Samza uses YARN and Kafka to provide a framework for stage-wise stream processing and partitioning. Everything, put together, looks like this (different colors indicate different host machines):

diagram-small

The Samza client uses YARN to run a Samza job: YARN starts and supervises one or more SamzaContainers, and your processing code (using the StreamTask API) runs inside those containers. The input and output for the Samza StreamTasks come from Kafka brokers that are (usually) co-located on the same machines as the YARN NMs.

Example

Let’s take a look at a real example: suppose we want to count the number of page views. In SQL, you would write something like:

SELECT user_id, COUNT(*) FROM PageViewEvent GROUP BY user_id

Although Samza doesn’t support SQL right now, the idea is the same. Two jobs are required to calculate this query: one to group messages by user ID, and the other to do the counting.

In the first job, the grouping is done by sending all messages with the same user ID to the same partition of an intermediate topic.

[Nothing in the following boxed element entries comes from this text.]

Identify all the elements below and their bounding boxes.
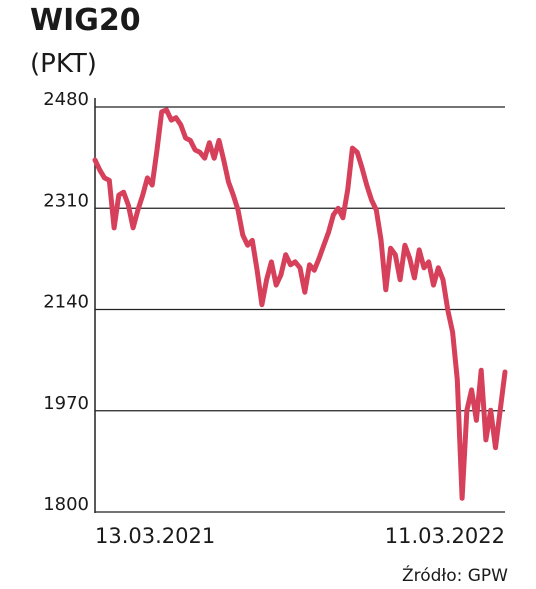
line: [92, 107, 508, 501]
x-tick-label: 13.03.2021: [95, 524, 215, 548]
chart-title: WIG20: [30, 3, 141, 38]
x-tick-label: 11.03.2022: [385, 524, 505, 548]
source: Źródło: GPW: [402, 564, 508, 586]
y-tick-label: 1970: [43, 393, 89, 414]
y-tick-label: 2310: [43, 190, 89, 211]
chart-subtitle: (PKT): [30, 49, 97, 79]
y-tick-label: 2480: [43, 89, 89, 110]
y-tick-label: 2140: [43, 292, 89, 313]
y-tick-label: 1800: [43, 494, 89, 515]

You can do this by using the user ID as key of the messages that are emitted by the first job, and this key is mapped to one of the intermediate topic’s partitions (usually by taking a hash of the key mod the number of partitions). The second job consumes the intermediate topic. Each task in the second job consumes one partition of the intermediate topic, i.e. all the messages for a subset of user IDs. The task has a counter for each user ID in its partition, and the appropriate counter is incremented every time the task receives a message with a particular user ID.

Repartitioning for a GROUP BY

If you are familiar with Hadoop, you may recognize this as a Map/Reduce operation, where each record is associated with a particular key in the mappers, records with the same key are grouped together by the framework, and then counted in the reduce step. The difference between Hadoop and Samza is that Hadoop operates on a fixed input, whereas Samza works with unbounded streams of data.

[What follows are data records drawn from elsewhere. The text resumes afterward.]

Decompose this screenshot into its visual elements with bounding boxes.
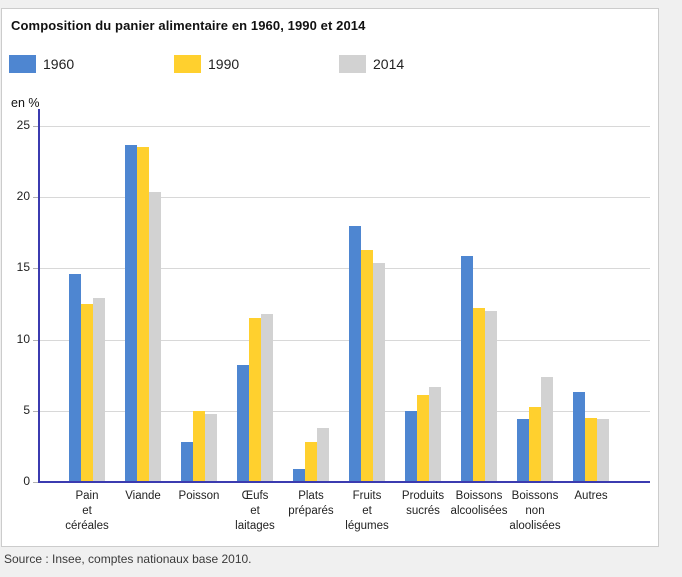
source-note: Source : Insee, comptes nationaux base 2…: [4, 552, 252, 566]
legend: 1960 1990 2014: [2, 55, 658, 77]
x-axis-label-4: Plats préparés: [288, 490, 334, 517]
y-tick-mark-0: [33, 482, 38, 483]
y-tick-label-10: 10: [16, 331, 30, 346]
bar-2014-4[interactable]: [317, 427, 329, 482]
x-axis-label-7: Boissons alcoolisées: [450, 490, 508, 517]
y-tick-label-15: 15: [16, 260, 30, 275]
bar-2014-5[interactable]: [373, 262, 385, 482]
bar-1960-1[interactable]: [125, 144, 137, 482]
x-axis-line: [38, 481, 650, 483]
y-tick-mark-15: [33, 268, 38, 270]
chart-card: Composition du panier alimentaire en 196…: [1, 8, 659, 547]
bar-1960-2[interactable]: [181, 442, 193, 482]
bar-1990-1[interactable]: [137, 147, 149, 482]
chart-title: Composition du panier alimentaire en 196…: [11, 18, 366, 33]
y-axis-unit-label: en %: [11, 96, 40, 110]
x-axis-label-3: Œufs et laitages: [235, 490, 275, 532]
bar-1990-4[interactable]: [305, 442, 317, 482]
bar-1960-0[interactable]: [69, 274, 81, 482]
y-tick-label-5: 5: [23, 402, 30, 417]
x-axis-label-2: Poisson: [178, 490, 220, 502]
gridline-y-20: [39, 197, 650, 199]
x-axis-label-6: Produits sucrés: [401, 490, 445, 517]
y-tick-label-25: 25: [16, 118, 30, 132]
y-tick-mark-20: [33, 197, 38, 199]
legend-swatch-1960: [9, 55, 36, 73]
bar-2014-8[interactable]: [541, 376, 553, 482]
bar-1960-5[interactable]: [349, 225, 361, 482]
y-tick-label-0: 0: [23, 474, 30, 488]
bar-2014-0[interactable]: [93, 298, 105, 482]
x-axis-label-0: Pain et céréales: [65, 490, 109, 532]
legend-label-1990: 1990: [208, 56, 240, 72]
x-axis-label-8: Boissons non aloolisées: [509, 490, 561, 532]
bar-1960-8[interactable]: [517, 419, 529, 482]
gridline-y-5: [39, 410, 650, 412]
y-tick-label-20: 20: [16, 189, 30, 204]
plot-area: 0 5 10 15 20 25 Pain et céréales Viande Poisson Œuf…: [17, 109, 650, 532]
bar-1960-7[interactable]: [461, 255, 473, 482]
legend-swatch-1990: [174, 55, 201, 73]
legend-item-1960[interactable]: 1960: [9, 55, 74, 73]
bar-2014-7[interactable]: [485, 311, 497, 482]
legend-item-1990[interactable]: 1990: [174, 55, 239, 73]
legend-item-2014[interactable]: 2014: [339, 55, 404, 73]
bar-1960-3[interactable]: [237, 365, 249, 482]
bar-1990-0[interactable]: [81, 304, 93, 482]
bar-1960-4[interactable]: [293, 469, 305, 482]
bar-2014-2[interactable]: [205, 413, 217, 482]
bar-1990-2[interactable]: [193, 410, 205, 482]
y-axis-line: [38, 109, 40, 483]
bar-2014-6[interactable]: [429, 386, 441, 482]
bar-2014-3[interactable]: [261, 313, 273, 482]
bar-2014-9[interactable]: [597, 419, 609, 482]
legend-label-2014: 2014: [373, 56, 405, 72]
x-axis-label-1: Viande: [125, 490, 161, 502]
bar-1990-6[interactable]: [417, 395, 429, 482]
legend-swatch-2014: [339, 55, 366, 73]
bar-1960-6[interactable]: [405, 410, 417, 482]
bar-1990-7[interactable]: [473, 308, 485, 482]
y-tick-mark-10: [33, 339, 38, 341]
bar-2014-1[interactable]: [149, 191, 161, 482]
bar-1990-9[interactable]: [585, 417, 597, 482]
bar-1960-9[interactable]: [573, 392, 585, 482]
gridline-y-15: [39, 268, 650, 270]
legend-label-1960: 1960: [43, 56, 75, 72]
bar-1990-3[interactable]: [249, 318, 261, 482]
y-tick-mark-5: [33, 410, 38, 412]
x-axis-label-9: Autres: [574, 490, 608, 502]
x-axis-label-5: Fruits et légumes: [345, 490, 389, 532]
gridline-y-25: [39, 126, 650, 127]
bar-1990-8[interactable]: [529, 406, 541, 482]
bar-1990-5[interactable]: [361, 249, 373, 482]
y-tick-mark-25: [33, 126, 38, 127]
gridline-y-10: [39, 339, 650, 341]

Kafka takes the messages emitted by the first job and buffers them on disk, distributed across multiple machines. This helps make the system fault-tolerant: if one machine fails, no messages are lost, because they have been replicated to other machines. And if the second job goes slow or stops consuming messages for any reason, the first job is unaffected: the disk buffer can absorb the backlog of messages from the first job until the second job catches up again.

By partitioning topics, and by breaking a stream process down into jobs and parallel tasks that run on multiple machines, Samza scales to streams with very high message throughput. By using YARN and Kafka, Samza achieves fault-tolerance: if a process or machine fails, it is automatically restarted on another machine and continues processing messages from the point where it left off.